Issue One “All Over the World”
Theme: The 1930s pulp heroes.
Quick summary: Elijah Snow is a grumpy one hundred year old man who gets pulled away from his wilderness shack to consult for the organization Planetary. There he meets his teammates Jakita Wagner and The Drummer, and is sent out to a secret bunker in the Adirondacks. This bunker was used as a secret base by analogues of the pulp heroes. In 1945 they attempted to run a system that would turn Earth into a perfect planet, but their attempts were stopped by an alternate universe’s Justice League.
Opening Line: "Coffee tastes like your dog took a leak in it."
Page 7, panel 2: The Drummer is drinking Whak Cola. “Whak” is probably a reference to the slang word “wacko,” as in The Drummer is out of his mind.
Page 7, panels 3 and 4: Note that the New York skyline is photographs. Something Jack Kirby often did in his later work.

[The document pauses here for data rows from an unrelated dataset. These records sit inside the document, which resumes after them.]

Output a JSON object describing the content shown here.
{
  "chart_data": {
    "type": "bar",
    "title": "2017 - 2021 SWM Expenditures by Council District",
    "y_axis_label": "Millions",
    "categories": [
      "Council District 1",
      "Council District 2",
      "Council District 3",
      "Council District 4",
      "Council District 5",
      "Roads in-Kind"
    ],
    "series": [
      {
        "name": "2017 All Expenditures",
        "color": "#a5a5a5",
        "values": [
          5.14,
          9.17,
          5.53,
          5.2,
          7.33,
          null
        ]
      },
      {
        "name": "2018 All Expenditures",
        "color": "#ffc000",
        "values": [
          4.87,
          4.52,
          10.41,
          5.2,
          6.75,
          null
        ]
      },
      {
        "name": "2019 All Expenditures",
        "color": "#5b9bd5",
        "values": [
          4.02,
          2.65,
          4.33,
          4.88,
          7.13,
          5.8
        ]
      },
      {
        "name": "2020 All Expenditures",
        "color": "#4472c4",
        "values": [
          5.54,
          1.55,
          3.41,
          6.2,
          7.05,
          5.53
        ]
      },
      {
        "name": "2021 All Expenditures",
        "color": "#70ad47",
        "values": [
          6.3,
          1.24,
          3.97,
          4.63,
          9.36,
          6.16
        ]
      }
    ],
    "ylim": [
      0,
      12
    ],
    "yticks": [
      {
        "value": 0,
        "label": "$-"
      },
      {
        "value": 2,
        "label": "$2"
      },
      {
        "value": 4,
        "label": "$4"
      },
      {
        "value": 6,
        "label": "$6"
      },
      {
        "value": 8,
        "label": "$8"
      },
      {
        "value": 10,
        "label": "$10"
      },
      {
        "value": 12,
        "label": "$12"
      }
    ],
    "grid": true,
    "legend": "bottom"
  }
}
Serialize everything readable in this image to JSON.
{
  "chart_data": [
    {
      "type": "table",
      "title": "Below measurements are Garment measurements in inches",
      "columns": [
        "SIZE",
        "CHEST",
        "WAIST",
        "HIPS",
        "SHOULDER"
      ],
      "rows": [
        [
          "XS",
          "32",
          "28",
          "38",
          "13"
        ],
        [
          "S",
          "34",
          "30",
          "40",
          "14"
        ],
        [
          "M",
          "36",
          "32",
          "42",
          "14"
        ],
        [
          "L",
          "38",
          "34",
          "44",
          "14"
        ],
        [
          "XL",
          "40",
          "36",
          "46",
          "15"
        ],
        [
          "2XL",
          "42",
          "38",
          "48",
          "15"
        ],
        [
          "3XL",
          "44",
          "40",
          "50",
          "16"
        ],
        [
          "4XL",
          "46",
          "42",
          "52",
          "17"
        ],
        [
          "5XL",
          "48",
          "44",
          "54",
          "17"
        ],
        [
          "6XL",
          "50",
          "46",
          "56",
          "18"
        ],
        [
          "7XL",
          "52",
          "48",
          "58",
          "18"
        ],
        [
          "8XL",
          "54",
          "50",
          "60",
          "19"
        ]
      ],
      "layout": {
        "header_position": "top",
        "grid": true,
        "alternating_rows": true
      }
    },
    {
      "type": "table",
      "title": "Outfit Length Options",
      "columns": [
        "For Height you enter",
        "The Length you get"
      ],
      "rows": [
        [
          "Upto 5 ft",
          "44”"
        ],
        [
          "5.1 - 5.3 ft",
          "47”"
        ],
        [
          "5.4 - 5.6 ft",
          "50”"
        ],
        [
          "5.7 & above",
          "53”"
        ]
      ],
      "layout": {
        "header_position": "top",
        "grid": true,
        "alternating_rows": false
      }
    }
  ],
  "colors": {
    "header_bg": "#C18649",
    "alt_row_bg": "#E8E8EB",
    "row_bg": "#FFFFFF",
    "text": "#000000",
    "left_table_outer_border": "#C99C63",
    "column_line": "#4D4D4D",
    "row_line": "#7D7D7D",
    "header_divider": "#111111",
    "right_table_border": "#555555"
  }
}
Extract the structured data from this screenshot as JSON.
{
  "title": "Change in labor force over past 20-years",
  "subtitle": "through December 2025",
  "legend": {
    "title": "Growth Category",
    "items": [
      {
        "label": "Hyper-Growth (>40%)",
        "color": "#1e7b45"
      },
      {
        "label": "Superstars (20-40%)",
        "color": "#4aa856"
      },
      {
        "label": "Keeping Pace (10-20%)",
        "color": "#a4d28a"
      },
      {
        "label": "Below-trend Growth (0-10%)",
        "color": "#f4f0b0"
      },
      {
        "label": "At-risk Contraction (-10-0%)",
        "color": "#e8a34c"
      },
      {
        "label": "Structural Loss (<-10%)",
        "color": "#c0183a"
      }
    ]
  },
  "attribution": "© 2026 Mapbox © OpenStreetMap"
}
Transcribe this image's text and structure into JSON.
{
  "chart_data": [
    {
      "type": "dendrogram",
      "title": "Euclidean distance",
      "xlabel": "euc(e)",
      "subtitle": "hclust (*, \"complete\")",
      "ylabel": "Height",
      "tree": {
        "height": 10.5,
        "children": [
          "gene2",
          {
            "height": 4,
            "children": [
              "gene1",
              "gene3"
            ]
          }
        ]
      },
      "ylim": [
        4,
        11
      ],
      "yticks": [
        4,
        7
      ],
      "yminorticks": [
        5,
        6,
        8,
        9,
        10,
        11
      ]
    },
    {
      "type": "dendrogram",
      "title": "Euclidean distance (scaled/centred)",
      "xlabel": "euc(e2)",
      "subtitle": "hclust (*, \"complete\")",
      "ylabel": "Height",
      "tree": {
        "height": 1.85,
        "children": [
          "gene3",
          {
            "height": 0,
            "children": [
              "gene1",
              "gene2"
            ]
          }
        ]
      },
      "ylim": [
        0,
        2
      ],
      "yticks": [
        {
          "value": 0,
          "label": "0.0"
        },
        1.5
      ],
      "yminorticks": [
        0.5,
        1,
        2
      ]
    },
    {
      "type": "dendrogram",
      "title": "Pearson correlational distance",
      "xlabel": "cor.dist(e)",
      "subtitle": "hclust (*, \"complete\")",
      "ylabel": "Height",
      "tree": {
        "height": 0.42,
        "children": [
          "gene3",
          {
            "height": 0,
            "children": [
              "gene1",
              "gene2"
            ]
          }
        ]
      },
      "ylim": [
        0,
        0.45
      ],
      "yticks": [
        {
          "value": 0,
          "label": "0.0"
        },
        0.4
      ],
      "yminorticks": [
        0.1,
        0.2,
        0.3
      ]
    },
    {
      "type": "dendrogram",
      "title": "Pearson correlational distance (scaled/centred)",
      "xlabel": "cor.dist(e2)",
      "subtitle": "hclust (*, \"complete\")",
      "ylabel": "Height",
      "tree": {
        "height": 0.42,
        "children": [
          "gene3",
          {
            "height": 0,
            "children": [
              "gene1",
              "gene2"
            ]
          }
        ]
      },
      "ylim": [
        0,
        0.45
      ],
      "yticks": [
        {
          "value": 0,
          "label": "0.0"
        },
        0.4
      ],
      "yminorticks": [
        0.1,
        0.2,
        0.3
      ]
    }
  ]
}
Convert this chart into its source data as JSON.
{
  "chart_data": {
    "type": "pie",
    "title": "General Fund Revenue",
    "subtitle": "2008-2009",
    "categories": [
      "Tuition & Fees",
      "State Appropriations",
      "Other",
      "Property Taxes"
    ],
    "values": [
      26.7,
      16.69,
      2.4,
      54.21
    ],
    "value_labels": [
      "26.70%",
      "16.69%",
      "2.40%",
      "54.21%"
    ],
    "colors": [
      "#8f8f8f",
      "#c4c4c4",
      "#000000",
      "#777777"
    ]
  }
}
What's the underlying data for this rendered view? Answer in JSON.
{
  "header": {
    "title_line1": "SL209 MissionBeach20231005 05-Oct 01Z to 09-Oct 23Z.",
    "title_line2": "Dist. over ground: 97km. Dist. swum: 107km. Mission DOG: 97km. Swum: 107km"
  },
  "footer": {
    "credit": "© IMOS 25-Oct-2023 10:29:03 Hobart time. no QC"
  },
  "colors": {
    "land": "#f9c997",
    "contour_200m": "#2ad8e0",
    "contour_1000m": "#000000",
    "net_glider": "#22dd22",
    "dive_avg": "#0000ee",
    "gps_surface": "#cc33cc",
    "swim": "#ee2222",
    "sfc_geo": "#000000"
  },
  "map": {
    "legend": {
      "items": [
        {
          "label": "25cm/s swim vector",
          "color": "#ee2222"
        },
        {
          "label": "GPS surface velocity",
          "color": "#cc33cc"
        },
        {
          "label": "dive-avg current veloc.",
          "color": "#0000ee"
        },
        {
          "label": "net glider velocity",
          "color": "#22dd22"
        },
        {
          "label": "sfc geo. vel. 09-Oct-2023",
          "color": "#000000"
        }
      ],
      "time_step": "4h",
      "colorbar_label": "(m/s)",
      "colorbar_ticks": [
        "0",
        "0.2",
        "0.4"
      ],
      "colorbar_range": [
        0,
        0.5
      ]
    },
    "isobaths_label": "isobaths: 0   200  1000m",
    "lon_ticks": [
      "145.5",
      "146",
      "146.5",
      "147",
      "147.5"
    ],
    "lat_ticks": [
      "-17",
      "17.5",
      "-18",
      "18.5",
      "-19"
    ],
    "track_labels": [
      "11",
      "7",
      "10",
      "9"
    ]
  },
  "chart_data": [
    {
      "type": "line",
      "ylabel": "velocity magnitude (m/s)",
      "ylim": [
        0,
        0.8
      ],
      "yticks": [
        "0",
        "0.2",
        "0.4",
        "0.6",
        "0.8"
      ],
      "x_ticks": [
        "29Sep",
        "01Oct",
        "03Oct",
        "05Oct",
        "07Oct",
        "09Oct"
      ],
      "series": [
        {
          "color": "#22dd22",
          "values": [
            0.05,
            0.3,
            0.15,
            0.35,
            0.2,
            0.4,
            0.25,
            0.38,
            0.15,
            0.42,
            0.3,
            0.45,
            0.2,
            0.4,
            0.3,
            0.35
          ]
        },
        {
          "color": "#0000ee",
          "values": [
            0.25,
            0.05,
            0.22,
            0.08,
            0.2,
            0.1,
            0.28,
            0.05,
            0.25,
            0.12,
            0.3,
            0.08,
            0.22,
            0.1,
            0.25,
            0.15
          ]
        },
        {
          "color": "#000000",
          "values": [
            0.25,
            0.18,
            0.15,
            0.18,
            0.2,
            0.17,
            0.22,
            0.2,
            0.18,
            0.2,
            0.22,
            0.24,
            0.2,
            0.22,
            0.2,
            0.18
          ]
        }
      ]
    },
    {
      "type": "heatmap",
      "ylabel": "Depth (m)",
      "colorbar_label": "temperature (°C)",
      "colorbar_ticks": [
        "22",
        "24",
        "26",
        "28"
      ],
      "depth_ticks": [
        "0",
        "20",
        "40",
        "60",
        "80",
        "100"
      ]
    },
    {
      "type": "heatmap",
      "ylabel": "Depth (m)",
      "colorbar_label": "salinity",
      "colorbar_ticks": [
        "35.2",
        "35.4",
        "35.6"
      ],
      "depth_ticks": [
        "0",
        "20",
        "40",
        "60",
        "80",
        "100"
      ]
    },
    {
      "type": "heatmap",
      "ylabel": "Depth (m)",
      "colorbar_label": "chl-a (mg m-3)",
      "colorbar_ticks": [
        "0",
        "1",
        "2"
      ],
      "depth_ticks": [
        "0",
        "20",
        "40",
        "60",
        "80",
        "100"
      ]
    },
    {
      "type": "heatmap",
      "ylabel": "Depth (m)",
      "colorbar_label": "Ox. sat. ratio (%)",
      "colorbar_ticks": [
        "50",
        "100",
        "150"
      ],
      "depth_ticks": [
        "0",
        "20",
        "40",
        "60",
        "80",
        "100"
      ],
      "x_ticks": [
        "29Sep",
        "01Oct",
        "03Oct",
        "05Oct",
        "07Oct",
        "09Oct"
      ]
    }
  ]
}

Page 8, panel 3: Instead of typing, Drummer communicates with the computer by tapping on it with his drumsticks. Also note the little plastic frog head atop his machine. Is it supposed to be Kermit the Frog?
Page 10, panel 2: The drummer is communicating with the helicopter. Why?
Page 11, panels 2 and 3: here and through the rest of the series Jakita has the powers and temperament of Golden Age Superman. Considering what we learn of her parentage, it seems unlike that Superman had any influence on her. Though this could be Ellis’ playing with Golden Age superhero tropes. (Here Jakita jumps from a helicopter, and states that she probably could kick a rhino across the Grand Canyon.)
Page 12, panel 2: “The Vulcania Raven God” is probably a reference to all of the Lovecraftian horrors that stalked the 1930s.
Page 12, panel 3: “The Hull of the Charnel Ship” ties forward to issue 4, “Strange Harbours.” The second display case reads “Vestiments of the Black Crow King,“ I have no idea what this refers to. The third case: “The Murder Colonels” seem to be Ellis’ attempt to create a generic pulp villain.
Page 13, panel 1: This is Doc Alex Brass, the Planetary analogue for the pulp hero Doc Savage.
Page 14: The seating arrangement of the room is a morality index of the pulp heroes. Hark, the Fu Manchu analogue, and The Spider, analogue of The Spider, are the darkest men in the room. Neither would hesitate to brutally kill any who opposed them. Next two are Jimmy, Operator #5, and Lord Blackstock, Tarzan. Neither goes out of his way to kill, but they (sometimes) enjoy it more than they should. On The third tier we have Edison, Tom Swift, and the Pilot, G-8. I don’t think that Tom Swift ever killed anyone, and G-8 can be excused for his killings since they all happened during the course of the First World War. Lastly, we have Doc himself. In the pulps Savage rarely killed anyone, preferring to have them sent to his Crime College where the criminals could be lobotomized into model citizens.
However, there is another more simple explanation for the seating. Fu Manchu and The Spider took their personal wars seriously, never enjoying themselves; unless that enjoyment was found in torturing an enemy. Tarzan and Operator #5 had fun in their adventuring on occasion, but were mostly grim. G-8 and Tom Swift lived for the fun of action, the adrenalin rush of combat with evil. And then, Doc Savage; despite his high morals, he readily admitted through all his pulp novels that he adventured for the pure fun of it. While unlikely, there is a certain charm to this explanation.
Page 16, panel 1: The “computer” that Brass is working on seems very similar to the Blue Lantern technology from issue 10, “Magic and Loss.”
Page 17: This is the first full appearance of the “snowflake,” a representation of the multiverse. As for “196,833”; this is the “Monster” number. For more information, see here:
Page 22: The invaders are analogues of the Justice League. Starting at the top and running clockwise, they represent: Superman, Wonder Woman, Martian Manhunter, Batman, Green Lantern, Flash, and Aquaman.
Page 23: Note that in the fight parings, Ellis is comparing the pulp heroes to their descendants, the superheroes. Doc Savage and Superman, the ultimate men, battle. The Spider and Batman, the terror shades of the night. Tarzan and Wonder Woman, those who were born in a more savage state. Hark battles Martian Manhunter in a battle of foreigners. (During the 1930s, China and Mars might as well have been the same distance for the normal person.) Edison takes on Flash, scientist versus scientist. Perhaps G-8 is fighting against the Green Lantern analogue as both were pilots.
The rest are less clear. I’m not quite sure why Operator #5 was killed by Wonder Woman, or why G-8 is killed by the Aquaman analogue.
Page 25, panel 1: The cargo of the third helicopter is possibly explosives, as seen in issue 18, “The Gun Club.”
Panel 4: The motto of the Planetary series is spoken for the first time. “It’s a strange world.” “Let’s keep it that way.”